In the current post hoc analysis of data from a phase 3b clinical trial, Fowler and colleagues examined the link between patients’ engagement with the digital medicine system (DMS) and changes in clinically obtained patient performance and symptom severity measures. Participants completed the Clinical Global Impression-Severity of Illness (CGI-S) and Improvement of Illness (CGI-I) scales, Personal and Social Performance Scale (PSP) and Positive and Negative Syndrome Scale (PANSS). In the clinical trial, researchers assessed the difference between psychiatric hospitalization rates of patients who received oral standard-of-care antipsychotic treatments for 6 months. This was followed by a switch to the DMS for 3 months. At the DMS visit for the third month, investigators decided if patients would continue the DMS or switch to a standard-of-care treatment for 3 months more. Included patients were aged 18 to 65 years, had at least one psychiatric hospitalization in the past 48 months, were stable on an oral antipsychotic that was prescribed for at least 6 months and had a clinical schizophrenia diagnosis based on DSM-5 criteria.

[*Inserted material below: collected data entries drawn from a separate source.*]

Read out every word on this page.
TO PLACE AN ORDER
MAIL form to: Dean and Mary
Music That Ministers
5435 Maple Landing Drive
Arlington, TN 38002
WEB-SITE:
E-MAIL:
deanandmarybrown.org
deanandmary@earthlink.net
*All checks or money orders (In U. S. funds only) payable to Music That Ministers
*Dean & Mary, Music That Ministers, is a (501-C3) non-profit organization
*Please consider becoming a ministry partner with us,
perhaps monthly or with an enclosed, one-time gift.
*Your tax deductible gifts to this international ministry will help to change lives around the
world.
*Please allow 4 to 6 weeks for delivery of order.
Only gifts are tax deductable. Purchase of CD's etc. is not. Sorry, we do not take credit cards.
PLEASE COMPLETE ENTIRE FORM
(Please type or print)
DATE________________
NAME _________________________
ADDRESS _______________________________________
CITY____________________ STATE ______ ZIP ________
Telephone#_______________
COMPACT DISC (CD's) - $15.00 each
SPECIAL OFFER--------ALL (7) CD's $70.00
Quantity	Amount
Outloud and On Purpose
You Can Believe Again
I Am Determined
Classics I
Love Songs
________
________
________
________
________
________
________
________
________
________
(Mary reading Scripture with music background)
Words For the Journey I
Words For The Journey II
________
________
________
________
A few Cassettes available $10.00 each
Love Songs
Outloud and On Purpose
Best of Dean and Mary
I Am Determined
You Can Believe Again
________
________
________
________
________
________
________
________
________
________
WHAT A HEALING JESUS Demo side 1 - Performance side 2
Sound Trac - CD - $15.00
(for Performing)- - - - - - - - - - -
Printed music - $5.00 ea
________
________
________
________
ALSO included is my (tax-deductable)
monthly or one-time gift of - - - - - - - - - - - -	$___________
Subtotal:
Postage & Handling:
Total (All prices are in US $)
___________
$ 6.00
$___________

In the post hoc analysis, Fowler and colleagues grouped patients by study completion status and an algorithm based on use of four aspects of the DMS (fraction of expected time on DMS, patch wear rate, patch-normalized ingestion rate and application log-in rate). They created three groups with various DMS engagement levels, including dropout (n = 164; patients who discontinued DMS use prior to month 3 of the study), moderate engagement (n = 63; completing the first 3 months of the study and using the DMS intermittently) and high engagement (n = 50; completing the first 3 months of the study and using the DMS consistently throughout).
Results showed a high patch-normalized ingestion rate across groups; however, means varied for the other aspects, with only the high-engagement group exhibiting high mean values for all four utilization aspects. Although some patients in the dropout group had high engagement, most used the DMS only briefly, evidenced by the low mean value for the faction of expected time on DMS.
Within groups, patients in all three groups had symptom improvement from baseline to endpoint, with the two more-engaged groups having more significant changes. Patients with high or moderate engagement had significant improvement for the CGI-S, CGI-I, PSP and Total PANSS. Dropout patients exhibited significant improvement on the CGI-S, CGI-I and Total PANSS. The researchers observed significant improvement for all PANSS subscales only among the high engagement patients. Across groups, highly engaged patients had significantly greater improvement compared with the dropout group for the CGI-S, PSP and Total PANSS. Patients with high engagement had significantly more improvement than those with moderate engagement on the Total PANSS. Those with moderate engagement had significantly more improvement than dropout patients on the CGI-I.
“Given that 88% of patients in this trial were taking a non-digital version of aripiprazole prior to this study and that improvement was correlated with greater system engagement, these clinical improvements are likely due to the use of the digital system, instead of strictly an effect of the active pharmaceutical,” Fowler said.